C’est un serpent de mer. L’Etat allemand a compris le risque qu’une interdiction pourrait entraîner: rejetée dans la clandestinité, une partie des militants pourrait se radicaliser. Il est probable que seule une toute petite fraction d’entre eux se lancerait dans l’action terroriste, mais les autorités ont sans doute voulu éviter ce risque. Dans la décision de renoncer à l’interdiction, les révélations de la presse sur le rôle des V-Mann, des indicateurs infiltrés jusqu’au sommet du NPD ont certainement aussi joué un rôle. On s’interroge en effet sur le fait que des groupes à potentiel terroriste aient pu avoir en leur sein des informateurs qui n’auraient peut-être pas averti à temps leur hiérarchie d’attentats potentiels. Les déboires financiers et électoraux de ce parti hypothèquent actuellement plus sûrement le NPD que les menaces d’interdiction.

Huit des neuf victimes de la NSU étaient des Turcs. La mouvance néonazie a-t-elle troqué l’antisémitisme pour l’islamophobie?

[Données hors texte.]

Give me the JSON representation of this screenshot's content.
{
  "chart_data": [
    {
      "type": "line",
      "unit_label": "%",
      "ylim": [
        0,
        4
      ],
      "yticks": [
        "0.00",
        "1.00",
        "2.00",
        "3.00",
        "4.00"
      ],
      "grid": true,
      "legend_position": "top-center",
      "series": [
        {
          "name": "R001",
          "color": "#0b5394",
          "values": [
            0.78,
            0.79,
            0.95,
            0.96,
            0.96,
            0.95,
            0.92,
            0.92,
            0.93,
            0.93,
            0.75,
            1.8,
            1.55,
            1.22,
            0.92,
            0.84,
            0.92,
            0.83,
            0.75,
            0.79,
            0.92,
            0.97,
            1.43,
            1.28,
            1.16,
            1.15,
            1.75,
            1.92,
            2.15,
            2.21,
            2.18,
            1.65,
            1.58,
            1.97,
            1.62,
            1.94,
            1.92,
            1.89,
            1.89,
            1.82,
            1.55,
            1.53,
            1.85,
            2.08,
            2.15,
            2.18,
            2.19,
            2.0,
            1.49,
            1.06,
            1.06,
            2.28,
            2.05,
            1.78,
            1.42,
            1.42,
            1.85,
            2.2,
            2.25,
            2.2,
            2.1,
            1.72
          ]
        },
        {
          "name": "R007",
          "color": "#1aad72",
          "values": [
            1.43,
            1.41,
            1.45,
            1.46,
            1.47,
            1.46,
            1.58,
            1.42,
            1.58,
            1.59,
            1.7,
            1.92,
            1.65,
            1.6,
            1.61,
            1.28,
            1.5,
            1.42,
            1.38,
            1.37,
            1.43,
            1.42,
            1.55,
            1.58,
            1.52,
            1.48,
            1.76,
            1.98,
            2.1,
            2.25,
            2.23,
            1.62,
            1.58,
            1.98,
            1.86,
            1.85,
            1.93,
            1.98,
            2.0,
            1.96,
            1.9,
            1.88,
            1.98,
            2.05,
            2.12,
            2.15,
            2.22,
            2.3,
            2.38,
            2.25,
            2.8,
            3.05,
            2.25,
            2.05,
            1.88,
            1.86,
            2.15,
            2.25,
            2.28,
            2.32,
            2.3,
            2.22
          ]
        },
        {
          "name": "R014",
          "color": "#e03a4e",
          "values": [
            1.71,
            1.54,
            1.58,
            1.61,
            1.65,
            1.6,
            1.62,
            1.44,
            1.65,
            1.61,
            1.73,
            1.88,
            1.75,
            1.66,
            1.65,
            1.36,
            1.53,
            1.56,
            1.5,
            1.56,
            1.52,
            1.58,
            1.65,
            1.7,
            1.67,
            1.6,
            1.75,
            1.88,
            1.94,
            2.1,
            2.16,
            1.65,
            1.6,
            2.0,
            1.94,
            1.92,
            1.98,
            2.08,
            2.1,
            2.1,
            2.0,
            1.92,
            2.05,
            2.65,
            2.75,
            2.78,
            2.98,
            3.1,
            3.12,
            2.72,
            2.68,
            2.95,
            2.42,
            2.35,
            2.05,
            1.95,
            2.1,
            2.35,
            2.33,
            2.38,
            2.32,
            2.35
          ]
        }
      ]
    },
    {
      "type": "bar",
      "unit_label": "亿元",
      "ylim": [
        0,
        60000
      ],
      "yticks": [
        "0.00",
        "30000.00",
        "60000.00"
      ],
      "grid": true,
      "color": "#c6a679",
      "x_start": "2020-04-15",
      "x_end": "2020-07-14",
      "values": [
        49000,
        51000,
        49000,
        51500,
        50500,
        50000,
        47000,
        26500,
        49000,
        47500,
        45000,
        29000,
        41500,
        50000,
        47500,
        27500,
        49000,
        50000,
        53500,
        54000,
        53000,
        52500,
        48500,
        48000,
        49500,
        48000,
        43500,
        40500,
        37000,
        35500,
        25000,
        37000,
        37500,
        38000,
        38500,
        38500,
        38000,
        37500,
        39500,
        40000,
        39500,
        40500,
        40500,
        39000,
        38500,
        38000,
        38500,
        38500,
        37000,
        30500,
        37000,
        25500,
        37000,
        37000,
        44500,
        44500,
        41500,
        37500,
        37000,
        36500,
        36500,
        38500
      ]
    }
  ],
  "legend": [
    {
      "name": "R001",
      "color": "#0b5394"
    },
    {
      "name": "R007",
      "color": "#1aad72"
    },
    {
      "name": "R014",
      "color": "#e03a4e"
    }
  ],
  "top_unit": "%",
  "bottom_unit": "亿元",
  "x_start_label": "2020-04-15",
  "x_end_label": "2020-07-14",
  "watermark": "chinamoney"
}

Je ne le pense pas. Pour ces groupuscules, contrairement aux mouvements populistes qui ont évolué sur cette question, l’antisémitisme reste un marqueur très présent. Le racisme anti-turc a précédé la vague d’islamophobie, apparue après les attentats de 2001 aux Etats-Unis. Celle-ci s’est surajoutée au racisme qui préexistait en Allemagne. Dans l’ex-RDA, il y a eu après la réunification une vague d’attentats contre les minorités, issues pour la plupart des « pays frères » (Mozambique, Angola, Vietnam, Chine…)

Par la suite, le racisme a surtout frappé la minorité turque, de loin la plus importante dans le pays. Le rejet xénophobe va hélas bien au-delà de la mouvance néo-nazie. La mobilisation contre l’islam -en particulier contre la construction de mosquées- est le fait soit de mouvements issus de la lignée identitaire, soit de formations populistes xénophobes comme Die Freiheit, ou Pro-Köln mais aussi d’une partie de la droite classique, CDU, CSU, voire de certaines personnalités issues du SPD comme Thilo Sarrazin ou Heinz Buschkowsky, le maire du quartier à forte population immigrée de Neukölln, à Berlin, qui est vent debout contre le multiculturalisme.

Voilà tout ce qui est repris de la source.